A few semesters ago, Temple’s Drug and Alcohol Referral and Education (DARE) program conducted a two-month investigation in an attempt to change beliefs the group feels are false.
Program officials said that among students, especially underclassmen, misperceptions abound about drug and alcohol use on campus. Concerned about students’ misperceptions of its mission, the program officially changed its name to avoid confusion with the national police-sponsored DARE program. The education and counseling program Tuesday changed its name to Campus Alcohol and Substance Awareness (CASA).
“We’d like to get the first year students’ responses and perceptions because they’re brand new on campus, and so we want to see what they think as opposed to people who have been here on campus,” said Lori Vargo, CASA assistant coordinator.
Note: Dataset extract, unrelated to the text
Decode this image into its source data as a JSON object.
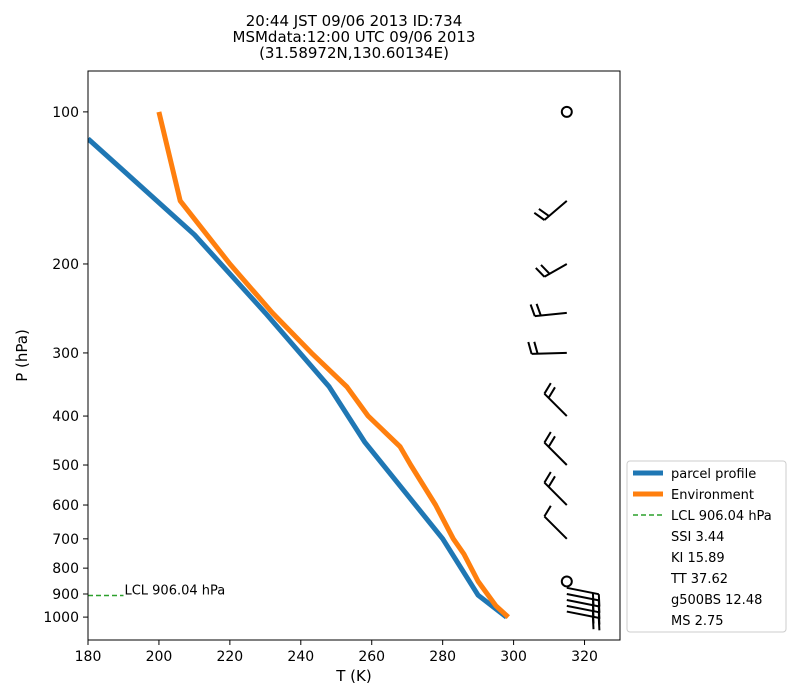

CASA surveyed 1,347 undergraduate students concerning their use of drugs and alcohol and what they believed was the normal practice among the rest of the student body — more than 30,000 undergraduates. CASA representatives visited classrooms of different academic areas and age levels to create an accurate sample of the undergraduate student body.
Aside from questions about drugs and alcohol, students anonymously answered questions about their age, race, academic year, activities and residence.
The public result of the student survey is CASA’s misperceptions campaign.
Seen on activity boards all around campus, misperceptions campaign posters sport a fictitious character, such as the Tooth Fairy, along with the statistics from the survey:
*73.5 percent of Temple University students do not binge drink.
*88 percent of Temple University students did not use marijuana in the past month.
*62 percent of Temple University students use alcohol less than once a week.
These results are more promising than those from a survey put out by the Harvard School of Public Health last year, CASA officials said.
Of the 14,000 students interviewed nationwide, 44 percent of them said they were binge drinkers (a binge refers to finishing five or more drinks in one sitting).
Another survey done by the Core Institute in 1998 showed that athletes were more prone to drinking than other students. The statistics showed that among males, athletes drink five times more than other males. Female athletes, on the other hand, have one more drink per week than other females.
Temple students have mixed opinions about the results of the misperception survey.
“I don’t really think it’s accurate,” said Elise Wisneski, a freshman with undeclared major. “I don’t think people answered the questions honestly.”
Ironically, these are the opinions CASA’s misperceptioons campaign seeks to overcome. “I find it incredibly hard to believe,” said Latasha Williams, a freshman Biology major. “I see [drug and alcohol use] every day in the dorms.”
But Rob Adams, a freshman Communications and Theater major, feels that the survey is accurate: “The percentage of students that binge drink doesn’t surprise me at all ’cause all of the people I hang around with, that I know personally, we barely even drink at all.”
CASA will conduct misperception surveys again next fall to determine changes in student behavior.